IL RICORSO VITTORIOSO DI UN BANCARIO PER “ABUSO” DI MOUSE
In tempi come questi in cui tutto o quasi tutto sembra passare attraverso l’uso di pc, tablet, smartphone e tecnologie sempre più varie, mi trovo a leggere (guarda caso proprio tramite pc!) una sentenza della Corte di Appello dell’Aquila del 14 febbraio 2013 con la quale è stata confermata la sentenza del Tribunale di Pescara (n. 990/2012) di riconoscimento ad un lavoratore di un’inabilità lavorativa pari al 15% per cosidetta “overuse” (ovvero uso eccessivo) del mouse.
All”impiegato, lavoratore di 53 anni e bancario sin dal 1983, addetto alla “movimentazione titoli” dell’istituto, è stata infatti diagnosticata quale malattia professionale la «sindrome pronatoria» dell’arto superiore destro a causa del continuo utilizzo del mouse richiesto dal suo lavoro.
Tutto ha inizio con il ricorso del lavoratore dapprima in sede amministrativa avanti l’Inail per il riconoscimento dell’inabilità lavorativa poi, a seguito del diniego dell’Ente, avanti al Tribunale di Pescara con tanto di perizia medica che, rifacendosi alla letteratura inglese sull’argomento, dimostrava la responsabilità dell’uso continuativo del mouse nella degenerazione dei tessuti e dei muscoli coinvolti. Il tribunale. respingendo le difese dell’Inail, ha accolto il ricorso riconoscendo al bancario l’inabilità lavorativa del 15% e il pagamento, da parte dell’ente del corrispettivo compenso come da articolo 13 del Dlgs 38/2000, più i relativi interessi.
Non soddisfatta evidentemente per il risultato ottenuto, l’Inail presentava ricorso in appello avverso la sentenza di primo grado che però veniva respinto e cosi, stante il mancato ricorso in cassazione, lil provvedimento diveniva definivo assumendo valore di giudicato.
Come detto in primo grado si sono affrontati anche, anzi soprattutto, giudizi meramente tecnici sia per la documentazione fornita dal lavoratore che per la consulenza tecnica disposta dal Giudice; quest’ultima in particolare aveva ricondotto l’insorgenza della malattia all’esercizio della abituale attività lavorativa del ricorrente. In particolare il funzionario utilizzava il mouse tutti i giorni dalle 8:15 fino alle 17:00-18:00, ora di chiusura della Borsa.

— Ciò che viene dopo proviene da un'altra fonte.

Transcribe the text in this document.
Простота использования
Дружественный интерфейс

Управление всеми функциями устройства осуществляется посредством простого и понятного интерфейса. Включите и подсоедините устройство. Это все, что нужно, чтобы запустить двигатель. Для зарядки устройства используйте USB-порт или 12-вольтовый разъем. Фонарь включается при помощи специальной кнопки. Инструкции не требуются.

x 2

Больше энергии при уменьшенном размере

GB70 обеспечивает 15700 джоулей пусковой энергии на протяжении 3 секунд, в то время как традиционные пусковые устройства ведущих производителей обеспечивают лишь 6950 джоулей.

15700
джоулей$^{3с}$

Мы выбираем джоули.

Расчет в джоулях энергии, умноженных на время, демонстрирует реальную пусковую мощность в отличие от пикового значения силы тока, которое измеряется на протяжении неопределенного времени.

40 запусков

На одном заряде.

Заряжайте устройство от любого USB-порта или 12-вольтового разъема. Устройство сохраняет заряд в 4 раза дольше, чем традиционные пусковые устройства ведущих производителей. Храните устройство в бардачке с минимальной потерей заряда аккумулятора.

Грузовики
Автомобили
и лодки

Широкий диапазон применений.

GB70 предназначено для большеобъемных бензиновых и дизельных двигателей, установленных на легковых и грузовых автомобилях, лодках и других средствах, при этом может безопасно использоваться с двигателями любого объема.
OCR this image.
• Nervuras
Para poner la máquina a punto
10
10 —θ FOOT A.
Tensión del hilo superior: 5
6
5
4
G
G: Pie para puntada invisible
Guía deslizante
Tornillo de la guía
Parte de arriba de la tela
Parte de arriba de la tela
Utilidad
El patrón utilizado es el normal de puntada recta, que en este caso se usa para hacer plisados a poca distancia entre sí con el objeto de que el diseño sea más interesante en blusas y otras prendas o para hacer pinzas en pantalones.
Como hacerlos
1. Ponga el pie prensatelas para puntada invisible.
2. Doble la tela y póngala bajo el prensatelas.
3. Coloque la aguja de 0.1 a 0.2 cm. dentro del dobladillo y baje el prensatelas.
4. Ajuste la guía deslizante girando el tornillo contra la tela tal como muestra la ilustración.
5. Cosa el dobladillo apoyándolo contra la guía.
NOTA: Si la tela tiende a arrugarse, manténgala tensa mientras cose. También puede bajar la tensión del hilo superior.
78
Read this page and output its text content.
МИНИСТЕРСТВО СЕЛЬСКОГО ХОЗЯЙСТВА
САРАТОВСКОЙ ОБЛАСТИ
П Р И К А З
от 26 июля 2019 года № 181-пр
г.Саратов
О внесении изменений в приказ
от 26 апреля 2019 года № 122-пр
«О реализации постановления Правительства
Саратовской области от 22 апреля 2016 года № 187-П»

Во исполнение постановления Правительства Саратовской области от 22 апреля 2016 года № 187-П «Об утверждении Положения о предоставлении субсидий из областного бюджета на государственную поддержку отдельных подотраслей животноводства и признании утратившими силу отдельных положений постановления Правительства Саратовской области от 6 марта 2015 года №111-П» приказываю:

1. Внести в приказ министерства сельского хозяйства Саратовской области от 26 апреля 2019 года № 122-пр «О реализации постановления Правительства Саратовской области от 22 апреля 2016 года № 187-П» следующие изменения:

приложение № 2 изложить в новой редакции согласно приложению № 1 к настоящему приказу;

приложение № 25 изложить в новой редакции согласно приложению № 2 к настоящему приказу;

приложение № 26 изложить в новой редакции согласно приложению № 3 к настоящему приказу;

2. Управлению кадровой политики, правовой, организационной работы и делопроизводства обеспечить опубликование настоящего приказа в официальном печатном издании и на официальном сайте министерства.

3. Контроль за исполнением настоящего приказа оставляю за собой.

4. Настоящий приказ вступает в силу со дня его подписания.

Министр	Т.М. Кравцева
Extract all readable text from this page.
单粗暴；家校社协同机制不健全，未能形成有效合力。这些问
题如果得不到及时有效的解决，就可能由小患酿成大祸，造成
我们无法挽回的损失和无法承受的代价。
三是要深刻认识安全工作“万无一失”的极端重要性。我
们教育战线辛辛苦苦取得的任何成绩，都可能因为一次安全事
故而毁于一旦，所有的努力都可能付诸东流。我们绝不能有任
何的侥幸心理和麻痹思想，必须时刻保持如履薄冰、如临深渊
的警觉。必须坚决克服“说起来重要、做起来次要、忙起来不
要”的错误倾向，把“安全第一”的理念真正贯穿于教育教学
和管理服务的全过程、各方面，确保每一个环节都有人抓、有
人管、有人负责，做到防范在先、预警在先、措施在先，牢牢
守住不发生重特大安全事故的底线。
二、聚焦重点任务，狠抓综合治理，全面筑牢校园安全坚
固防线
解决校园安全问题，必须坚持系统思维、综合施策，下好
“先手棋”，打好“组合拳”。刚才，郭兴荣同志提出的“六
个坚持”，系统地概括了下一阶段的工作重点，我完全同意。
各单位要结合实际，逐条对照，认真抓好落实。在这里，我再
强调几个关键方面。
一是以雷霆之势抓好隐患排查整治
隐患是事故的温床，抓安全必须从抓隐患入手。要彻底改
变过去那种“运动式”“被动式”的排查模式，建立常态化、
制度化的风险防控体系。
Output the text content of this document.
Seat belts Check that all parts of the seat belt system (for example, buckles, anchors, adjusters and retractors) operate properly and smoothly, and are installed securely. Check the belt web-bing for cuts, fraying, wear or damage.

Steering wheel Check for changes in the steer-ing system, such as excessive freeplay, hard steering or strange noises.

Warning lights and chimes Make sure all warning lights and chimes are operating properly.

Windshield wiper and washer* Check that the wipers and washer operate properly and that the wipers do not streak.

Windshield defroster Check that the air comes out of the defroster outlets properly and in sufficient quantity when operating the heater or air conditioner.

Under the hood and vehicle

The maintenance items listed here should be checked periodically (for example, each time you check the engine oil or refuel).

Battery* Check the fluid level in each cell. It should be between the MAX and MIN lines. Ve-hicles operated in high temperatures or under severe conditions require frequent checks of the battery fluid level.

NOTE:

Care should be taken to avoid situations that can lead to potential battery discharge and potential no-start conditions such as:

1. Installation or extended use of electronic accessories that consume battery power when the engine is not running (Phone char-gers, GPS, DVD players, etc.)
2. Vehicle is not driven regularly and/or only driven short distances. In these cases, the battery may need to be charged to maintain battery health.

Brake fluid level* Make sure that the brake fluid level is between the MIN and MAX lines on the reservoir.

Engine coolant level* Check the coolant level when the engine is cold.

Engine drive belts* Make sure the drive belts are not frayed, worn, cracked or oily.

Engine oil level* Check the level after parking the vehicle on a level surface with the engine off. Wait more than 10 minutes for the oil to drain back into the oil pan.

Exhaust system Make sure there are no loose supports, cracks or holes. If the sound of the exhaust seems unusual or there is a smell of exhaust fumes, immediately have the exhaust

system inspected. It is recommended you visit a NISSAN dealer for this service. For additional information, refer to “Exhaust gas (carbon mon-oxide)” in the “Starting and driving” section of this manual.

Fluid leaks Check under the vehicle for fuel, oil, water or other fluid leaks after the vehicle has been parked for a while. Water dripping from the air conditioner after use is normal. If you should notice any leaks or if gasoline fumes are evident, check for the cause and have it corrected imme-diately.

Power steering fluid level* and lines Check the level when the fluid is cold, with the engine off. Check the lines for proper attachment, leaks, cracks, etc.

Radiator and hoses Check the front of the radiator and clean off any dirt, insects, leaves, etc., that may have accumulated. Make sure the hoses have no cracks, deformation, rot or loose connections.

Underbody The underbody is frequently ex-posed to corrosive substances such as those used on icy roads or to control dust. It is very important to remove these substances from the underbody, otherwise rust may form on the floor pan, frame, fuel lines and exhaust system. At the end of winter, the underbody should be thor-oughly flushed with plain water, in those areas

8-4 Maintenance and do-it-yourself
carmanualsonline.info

Secondo la perizia, che cita anche letteratura anglosassone sulla materia, nella SOU (sindrome da over ouse) accade che la ripetuta attività muscolo-tendinea esaurisca la capacità ricostitutiva dei tessuti che manifestano un danno locale acuto di tipo flogistico, nell’esercizio cronico il danno cumulativo tende ad estendersi alle strutture limitrofe compromettendo il microcircolo di uno o di tutti i compartimenti del segmento interessato con un sub-edema interstiziale ipertensivo che, l’eventuale ulteriore flogosi riparativa, stabilizza fino a provocare ispessimento e retrazione della trama connettivale ed un ulteriore aumento di tensione. Nell’avambraccio, questa condizione può condurre all’instaurarsi di una sindrome compartimentale cronica, con eventuale associato danno nervoso”.
L’Inail aveva tentato, invano, di smontare la tesi portata avanti in giudizio giustificando la malattia del ricorrente come congenita ma come si legge in sentenza “il consulente tecnico d’ufficio, sulla scorta della documentazione in atti, nonché di diretti e specifici accertamenti, tenendo anche adeguatamente conto degli elementi indicati dalla stessa parte attrice, ha accertato che il ricorrente è affetto da ‘sindrome pronatoria con compressione del nervo mediano all’avambraccio destro da overuse’, ed altresì stabilito che l’insorgenza di tale malattia deve ritenersi determinata dai fattori morbigeni cui il medesimo è stato nell’esercizio della sua abituale attività lavorativa”.
Insomma un chiaro legame causa-effetto tra patologia riscontrata e lavoro del ricorrente che ha portato all’esito vittorioso del giudizio per il bancario.
Attenzione dunque il “mal di mouse” e più in generale un uso eccessivo della tecnologia possono avere delle conseguenze anche gravi sulla mente ed il fisico. Nessuna ricerca su internet potrà poi riconsegnarci la salute!